Dice Patricio Pron que «todo persona real es también un personaje de ficción». Si cambiamos los términos, leeremos: «Todo personaje de ficción es también una persona real». Podríamos encontrar aquí, por absurdo que parezca, una idea literaria sustentada en la hipótesis de que toda literatura es un roman à clef, que la ficción es parte de lo real, etcétera. Pero plantear una reflexión sobre las ideas literarias, las literaturas del yo o del ello, las literaturas del aquel o del tú, pueden llenarlo a uno de espanto o convocar un sinnúmero de citas, desde la Grecia clásica hasta hoy. De hacerlo así, yo habría puesto el acento en la persona, en las personas verbales. Aunque eso forma parte de las taxonomías literarias, no significan para mí, ideas, sino eso: taxonomías.

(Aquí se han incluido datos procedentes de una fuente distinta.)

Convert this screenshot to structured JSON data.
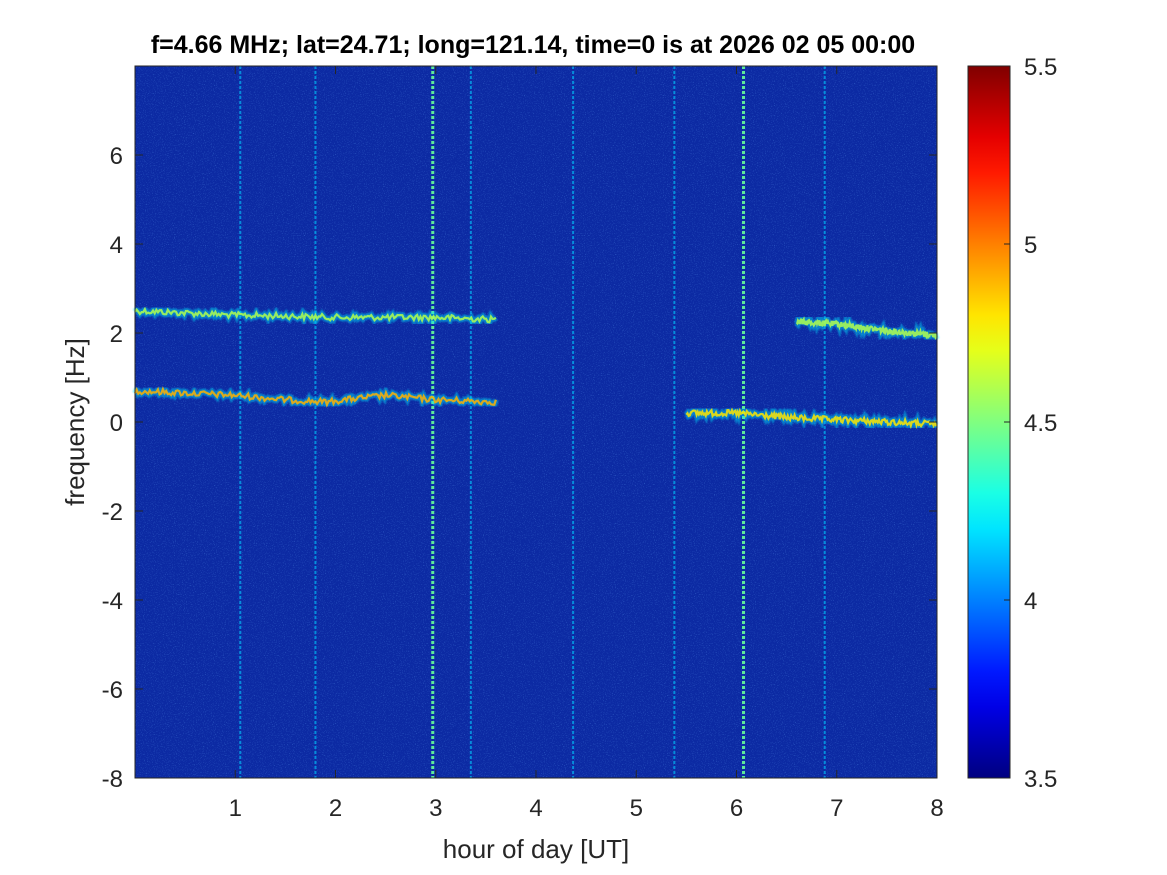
{
  "chart_data": {
    "type": "heatmap",
    "title": "f=4.66 MHz;  lat=24.71; long=121.14, time=0 is at 2026 02 05 00:00",
    "xlabel": "hour of day [UT]",
    "ylabel": "frequency [Hz]",
    "xlim": [
      0,
      8
    ],
    "ylim": [
      -8,
      8
    ],
    "xticks": [
      1,
      2,
      3,
      4,
      5,
      6,
      7,
      8
    ],
    "xtick_labels": [
      "1",
      "2",
      "3",
      "4",
      "5",
      "6",
      "7",
      "8"
    ],
    "yticks": [
      -8,
      -6,
      -4,
      -2,
      0,
      2,
      4,
      6
    ],
    "ytick_labels": [
      "-8",
      "-6",
      "-4",
      "-2",
      "0",
      "2",
      "4",
      "6"
    ],
    "colormap": "jet",
    "clim": [
      3.5,
      5.5
    ],
    "colorbar_ticks": [
      3.5,
      4,
      4.5,
      5,
      5.5
    ],
    "colorbar_tick_labels": [
      "3.5",
      "4",
      "4.5",
      "5",
      "5.5"
    ],
    "background_level": 3.75,
    "traces": [
      {
        "hours": [
          0,
          0.5,
          1,
          1.5,
          2,
          2.5,
          3,
          3.6
        ],
        "freq_hz": [
          2.5,
          2.45,
          2.4,
          2.38,
          2.35,
          2.35,
          2.35,
          2.3
        ],
        "level": 4.6
      },
      {
        "hours": [
          0,
          0.5,
          1,
          1.5,
          1.9,
          2.5,
          3,
          3.6
        ],
        "freq_hz": [
          0.7,
          0.65,
          0.6,
          0.5,
          0.45,
          0.6,
          0.5,
          0.45
        ],
        "level": 4.9
      },
      {
        "hours": [
          6.6,
          7,
          7.5,
          8
        ],
        "freq_hz": [
          2.25,
          2.2,
          2.05,
          1.95
        ],
        "level": 4.6
      },
      {
        "hours": [
          5.5,
          6,
          6.5,
          7,
          7.5,
          8
        ],
        "freq_hz": [
          0.2,
          0.2,
          0.1,
          0.05,
          0,
          -0.05
        ],
        "level": 4.8
      }
    ],
    "vertical_streaks_hours": [
      1.05,
      1.8,
      2.97,
      3.35,
      4.37,
      5.38,
      6.07,
      6.88
    ],
    "grid": false,
    "legend": "none"
  }
}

 Habrá quien de inmediato salte y diga que antes de la Grecia clásica ya existían taxonomías o ideas literarias; otros dirán que la literatura misma, su existencia como cuerpo cultural, es un constructo propio del auge de la burguesía. A propósito de estas y otras interpretaciones, yo pido ahora, si no una declaración de fe en la literatura, sí un voto de confianza que implica cerrar los ojos y escuchar el río sonoro de la lengua, el balanceo cadencioso de su ritmo, para advertir que la forma natural de expresión de los humanos –la poesía– es muy anterior a cualquier interpretación literaria y simultánea al momento en que alguien empezó a cantar o a nombrar al mundo. Mallarmé decía que todo es poesía, que no existe la prosa. Pero Mallarmé era un exagerado, un militante, y la literatura, que exige esas radicalizaciones en el momento preciso en el que nace, requiere también de algunos puntos de tensión donde se despliegue el arco de su nomenclatura.

Si esto fuera así, antes incluso de pensar o acotar el término idea –cuyas definiciones exceden el breve espacio de esta reflexión y de mis capacidades–, tendríamos que distinguir las ideas que nacen de la escritura poética, de aquellas que parten de la escritura en prosa. Después tendríamos que saber a qué idioma nos referimos. No es lo mismo escribir en inglés que en francés o en español y sus vastas variaciones, producto de la historia y de la geografía. Pero ¿realmente estoy hablando de ideas? Si una idea es una imagen, el pensamiento sería entonces un sistema de imágenes, visuales, sonoras, olfativas… Sé que me estoy metiendo en embrollos propios de mi ignorancia, pero intento entender qué es un pensamiento literario.